The potential implication of pharmacogenomics in clinical research and clinical medicine is that disease could be treated according to genetic and specific individual markers, selecting medications and dosages that are optimized for individual patients (“the right drug into the right patient”). The possibility of defining patient populations genetically may improve outcomes by predicting individual responses to drugs, and could improve therapy safety and efficacy. This personalizing of medicines has been the holy grail of pharmacogenomics since sequencing the human genome was conceptualized.

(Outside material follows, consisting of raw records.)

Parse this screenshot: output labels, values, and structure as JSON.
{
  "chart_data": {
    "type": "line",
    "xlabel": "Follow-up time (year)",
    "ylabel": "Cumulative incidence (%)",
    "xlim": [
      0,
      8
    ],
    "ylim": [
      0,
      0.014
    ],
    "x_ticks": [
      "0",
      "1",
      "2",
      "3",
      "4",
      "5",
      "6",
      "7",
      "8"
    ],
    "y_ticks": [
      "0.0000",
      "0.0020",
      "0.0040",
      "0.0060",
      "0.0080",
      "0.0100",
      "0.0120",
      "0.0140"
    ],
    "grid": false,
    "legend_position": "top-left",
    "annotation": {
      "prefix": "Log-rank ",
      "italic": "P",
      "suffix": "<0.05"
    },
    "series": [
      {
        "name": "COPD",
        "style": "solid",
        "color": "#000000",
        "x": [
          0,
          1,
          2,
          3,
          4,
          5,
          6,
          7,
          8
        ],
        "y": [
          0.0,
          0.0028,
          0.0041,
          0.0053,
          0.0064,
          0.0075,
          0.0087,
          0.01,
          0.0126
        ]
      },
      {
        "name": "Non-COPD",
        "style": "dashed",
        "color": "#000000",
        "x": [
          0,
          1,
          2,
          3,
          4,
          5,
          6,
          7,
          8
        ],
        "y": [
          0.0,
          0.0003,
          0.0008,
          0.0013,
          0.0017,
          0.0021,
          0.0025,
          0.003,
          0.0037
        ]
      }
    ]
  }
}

The application of genomic technologies, such as gene sequencing, statistical genetics and gene expression analysis to drug development, holds great promise for the future of medicine. Unfortunately, our ability to identify patients at risk for disease, stratify patients by clinical outcome and treatment response or predict adverse event occurrences is, in reality, several years away.